3D visual grounding is the task of localizing a target object in a 3D scene given a natural language description. This work focuses on developing a transformer architecture for bounding box prediction around a target object that is described by a natural language description.
For additional details, please see our paper:
"3D Visual Grounding with Transformers"
by Stefan Frisch and Florian Stilz
from the Technical University of Munich.
For the setup and dataset preparation please check the ScanRefer github page.
In our architecture we replaced VoteNet by 3DETR-m and added a vanilla transformer encoder to the fusion module.
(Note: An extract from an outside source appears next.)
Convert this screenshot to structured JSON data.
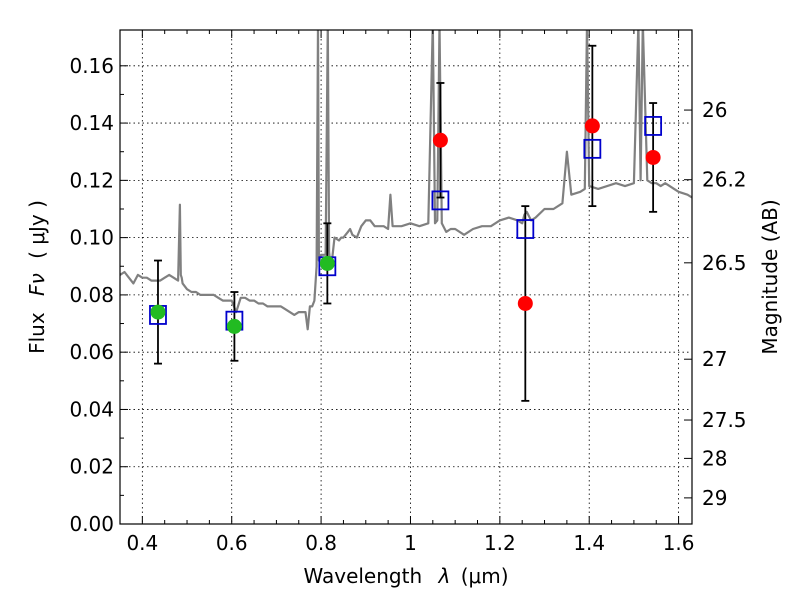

To reproduce our results we provide the following commands along with the results. The pretrained models are in the outputs folder. We have implemented a chunking mechanism which significantly reduced the training time compared to the normal ScanRefer. The training of the baseline model takes around 4 hours on a current GPU (NVIDIA Tesla T4).
Name | Command | Overall | Comments | |
---|---|---|---|---|
Acc@0.25IoU | Acc@0.5IoU | |||
ScanRefer (Baseline) | python scripts/train.py
--use_color --lr 1e-3 --batch_size 14 |
37.05 | 23.93 | xyz + color + height |
ScanRefer with pretrained VoteNet (optimized Baseline) | python scripts/train.py
--use_color --use_chunking
--use_pretrained "pretrained_VoteNet"
--lr 1e-3 --batch_size 14 |
37.11 | 25.21 | xyz + color + height |
Ours (pretrained 3DETR-m + GRU + vTransformer) | python scripts/train.py
--use_color --use_chunking
--detection_module 3detr
--match_module transformer
--use_pretrained "pretrained_3DETR"
--no_detection |
37.08 | 26.56 | xyz + color + height |